En medio de mi delirio –porque ciertamente es un delirio– supuse que habría cientos, miles, millones de personas que demandarían a las plataformas de audio por streaming por haberles privado de escuchar música una semana y eso, eventualmente, se traduciría en juicios, regulaciones y multas multimillonarias que a la postre conducirían a la quiebra de dichas empresas.
En medio de tan apocalíptico escenario, me pregunté: ¿cómo escucharán música los que hoy la escuchan en Spotify, Apple Music, Amazon Music, YouTube y demás, si esas plataformas desaparecieran?
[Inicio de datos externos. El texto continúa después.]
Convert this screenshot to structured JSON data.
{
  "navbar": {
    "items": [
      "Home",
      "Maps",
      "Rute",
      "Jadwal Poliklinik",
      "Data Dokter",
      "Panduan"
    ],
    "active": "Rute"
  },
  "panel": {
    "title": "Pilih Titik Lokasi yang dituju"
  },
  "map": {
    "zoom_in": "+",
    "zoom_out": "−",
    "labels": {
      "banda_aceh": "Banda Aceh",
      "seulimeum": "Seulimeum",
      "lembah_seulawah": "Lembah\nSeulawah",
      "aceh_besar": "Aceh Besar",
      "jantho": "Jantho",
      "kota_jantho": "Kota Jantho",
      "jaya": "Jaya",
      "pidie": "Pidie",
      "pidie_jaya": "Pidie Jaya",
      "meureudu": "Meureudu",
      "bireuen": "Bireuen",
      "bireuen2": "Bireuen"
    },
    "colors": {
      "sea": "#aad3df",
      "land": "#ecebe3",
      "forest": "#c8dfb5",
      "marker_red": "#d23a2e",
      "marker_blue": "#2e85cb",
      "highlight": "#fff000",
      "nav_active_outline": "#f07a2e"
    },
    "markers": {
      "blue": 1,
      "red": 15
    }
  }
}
La respuesta es retórica, pero no voy a pavonearme esculpiéndola. Mucho menos escupiéndola.
Tengo una copia de seguridad compuesta por algunos miles de discos en formato CD y algunos cientos en vinil. Decenas de películas en formatos Blue Ray y DVD en caso de que alguna vez Rusia o China introduzcan un gusano destructor en los servidores de Netflix, Prime Video, Apple TV+, HBO Max y el mundo occidental –el cual lleva ya un tiempo considerable siendo domesticado por las grandes plataformas de video por streaming–, se replantee si quiere seguir siendo sedentario o da de nuevo el salto al nomadismo.
Y tengo también cientos de libros para invitar a leer a aquellos cuyas taras tecnológicas hoy solo les permiten leer, cuando mucho, 30 capítulos que en su conjunto hoy se llaman hilos y cuyas unidades no van mas allá de 280 caracteres cada uno.
Como sea, y de la manera que sea, tengo una copia de seguridad en caso de que mañana, como ocurrió ayer, la mitad del mundo se quede desamparada por su enfermiza dependencia de las redes sociales.
Ojalá mañana se caigan Spotify, Apple Music, Amazon Music, YouTube y demás. Ojalá.
Quiero ver a los proscritos, a los conversos y a los fanáticos suplicando.
Y, dado lo que pasó ayer, sé que no falta mucho para eso.